07.08.2019 11:43 - Gestartet von wolfbln
einmal geändert am 07.08.2019 11:46
Wie häufig schafft es der geschätzte Henning einen Bericht gut in einem Artikel zusammenzufassen.

Was beim Report von Speedcheck auffällt, ist, dass wir weiter den Anschluss verlieren international. Das steht etwas im Widerspruch zu den letzten Berichten von OpenSignal, die zumindest andeuteten, dass wir den Anschluss geschafft haben und es besser wird.

So schlecht wie Speedcheck hat noch keiner die Situation dargestellt. Nur Weißrussland und Irland schlechter. In beiden Ländern gibt es Besonderheiten: In Weißrussland wird 4G von einem quasi-staatlichen Unternehmen für die 3 privaten Betreiber dort gebaut. In Irland war Three jahrelang mit der O2-Integration in sein Netz beschäftigt.

So gut die Zusammenfassung ist, desto vehementer widerspreche ich der "Einschätzung". Da werden Dinge postuliert, die entweder banal sind oder falsch:

1.) These: "Uns interessiere nicht die nationale Performance, sondern ob lokal Lücken oder Engpässe gefüllt werden."
Das ist ja richtig, aber hängt doch zusammen. Wenn lokal die Lücken oder Überlastungen geringer werden, wird auch die nationale Performance besser. Jeder ist sicher erst an seiner Ecke interessiert, aber in der Addition kommt dann halt der Bericht heraus. Davon unabhängig gibt es natürlich lokale und regionale Unterschiede und auch zwischen den einzelnen Betreibern.

2.) These: "Nur teure Netze können gut sein." Diese These vertritt der Autor in vielen seiner Beiträge.
Ein Zusammenhang zwischen Einnahmen und Netzqualität ist nicht von der Hand zu weisen, aber er ist sehr viel indirekter als angegeben. Im Ausland gibt es viele Netze, die wesentlich günstiger und besser sind, auch wenn man die Lizenzgebühren berücksichtigt. Daneben gibt es auch Gegenbeispiele von teuren Netzen, die sehr gut sind. Die Preise werden häufig von der nationalen Konkurrenzsituation bestimmt. Nach den Netztests in D-A-CH müssten sie ja in der Schweiz am höchsten sein, dann käme Österreich und am günstigsten wir. Das ist aber ganz klar nicht so.

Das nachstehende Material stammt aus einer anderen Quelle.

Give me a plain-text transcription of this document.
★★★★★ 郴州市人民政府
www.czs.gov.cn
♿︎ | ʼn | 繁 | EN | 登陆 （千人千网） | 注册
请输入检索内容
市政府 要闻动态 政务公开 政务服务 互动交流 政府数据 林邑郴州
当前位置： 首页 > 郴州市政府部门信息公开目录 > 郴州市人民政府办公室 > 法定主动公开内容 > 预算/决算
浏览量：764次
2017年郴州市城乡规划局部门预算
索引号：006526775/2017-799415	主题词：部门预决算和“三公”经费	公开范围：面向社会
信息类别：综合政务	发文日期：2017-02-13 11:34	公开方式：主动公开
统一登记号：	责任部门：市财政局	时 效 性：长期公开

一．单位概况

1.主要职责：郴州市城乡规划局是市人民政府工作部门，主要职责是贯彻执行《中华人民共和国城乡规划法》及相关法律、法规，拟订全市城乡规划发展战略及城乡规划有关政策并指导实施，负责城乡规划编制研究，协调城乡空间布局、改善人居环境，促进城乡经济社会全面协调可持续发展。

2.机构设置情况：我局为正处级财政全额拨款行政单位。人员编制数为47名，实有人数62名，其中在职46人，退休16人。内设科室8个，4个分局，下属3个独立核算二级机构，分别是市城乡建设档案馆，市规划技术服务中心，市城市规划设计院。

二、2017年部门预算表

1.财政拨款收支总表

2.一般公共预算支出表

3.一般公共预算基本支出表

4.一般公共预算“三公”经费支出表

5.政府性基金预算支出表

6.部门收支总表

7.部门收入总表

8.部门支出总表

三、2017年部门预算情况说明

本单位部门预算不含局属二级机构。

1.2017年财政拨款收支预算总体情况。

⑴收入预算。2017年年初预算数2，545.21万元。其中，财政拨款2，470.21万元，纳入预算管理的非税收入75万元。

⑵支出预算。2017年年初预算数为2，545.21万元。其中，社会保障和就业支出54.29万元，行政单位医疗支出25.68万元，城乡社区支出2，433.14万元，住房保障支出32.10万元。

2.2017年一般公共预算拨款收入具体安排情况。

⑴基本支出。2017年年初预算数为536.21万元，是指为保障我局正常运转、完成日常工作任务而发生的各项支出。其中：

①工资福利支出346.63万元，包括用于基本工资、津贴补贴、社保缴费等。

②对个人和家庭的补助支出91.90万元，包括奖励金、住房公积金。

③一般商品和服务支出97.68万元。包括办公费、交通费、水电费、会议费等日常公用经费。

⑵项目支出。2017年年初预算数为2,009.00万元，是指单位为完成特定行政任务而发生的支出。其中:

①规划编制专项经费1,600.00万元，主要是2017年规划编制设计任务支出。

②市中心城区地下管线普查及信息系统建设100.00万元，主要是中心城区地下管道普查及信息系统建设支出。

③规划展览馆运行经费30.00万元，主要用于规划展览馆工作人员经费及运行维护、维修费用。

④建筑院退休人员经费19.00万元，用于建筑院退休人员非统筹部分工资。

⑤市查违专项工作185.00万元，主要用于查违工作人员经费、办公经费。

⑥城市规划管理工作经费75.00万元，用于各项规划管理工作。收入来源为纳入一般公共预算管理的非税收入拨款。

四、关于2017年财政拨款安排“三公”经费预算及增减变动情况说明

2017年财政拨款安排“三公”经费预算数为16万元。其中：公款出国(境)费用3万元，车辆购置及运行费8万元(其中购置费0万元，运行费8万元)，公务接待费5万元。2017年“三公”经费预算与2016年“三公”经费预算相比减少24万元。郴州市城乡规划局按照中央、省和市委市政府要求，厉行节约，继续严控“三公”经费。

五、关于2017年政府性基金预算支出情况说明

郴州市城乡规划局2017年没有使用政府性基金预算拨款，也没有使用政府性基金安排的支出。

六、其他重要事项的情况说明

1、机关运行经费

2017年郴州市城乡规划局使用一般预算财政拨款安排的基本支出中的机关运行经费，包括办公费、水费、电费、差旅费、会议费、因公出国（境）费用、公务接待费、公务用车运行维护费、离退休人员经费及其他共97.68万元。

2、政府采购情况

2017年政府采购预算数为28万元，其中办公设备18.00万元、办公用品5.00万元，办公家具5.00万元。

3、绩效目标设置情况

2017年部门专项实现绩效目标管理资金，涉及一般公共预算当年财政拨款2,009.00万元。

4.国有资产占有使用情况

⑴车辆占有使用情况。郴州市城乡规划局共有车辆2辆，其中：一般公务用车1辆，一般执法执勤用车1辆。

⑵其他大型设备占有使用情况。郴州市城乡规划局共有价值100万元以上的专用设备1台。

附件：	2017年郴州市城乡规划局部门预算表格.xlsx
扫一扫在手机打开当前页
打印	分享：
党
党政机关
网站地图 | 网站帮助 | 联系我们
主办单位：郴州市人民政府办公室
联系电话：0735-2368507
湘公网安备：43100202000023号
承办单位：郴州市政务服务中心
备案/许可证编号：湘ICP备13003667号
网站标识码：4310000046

Wenn einer der 3 großen deutschen Netzbetreiber die "Investitionsquote" jetzt von 10% auf knapp 15% erhöht, damit sein Netz nicht völlig abnippelt, zeigt das auf, wie indirekt diese angeblich enge Beziehung Preis-Netzqualität ist. 85% der Einnahmen werden für andere Zwecke verwendet als das Netz: Lizenzen, Werbung, Verkauf, Dividende, Mutterkonzern, Schuldentilgung, Abschreibungen usw.

Sicher ist ein besseres Netz in einem Land mit hohen Lebenshaltungskosten tendenziell teurer als ein Trümmernetz in Indien. Das ist banal. Aber stets zu suggerieren: Nur wenn ihr der Telekom noch mehr in den Rachen schmeißt, könnt ihr auch internationale Netzquali erwarten, ist einfach irreführend.

Denn dann fragen die Nutzer, was zahlen denn die Österreicher für Magenta, Kroaten für Hrvatski Telekom oder Niederländer für T-Mobile - alles Netze, die besser abschneiden.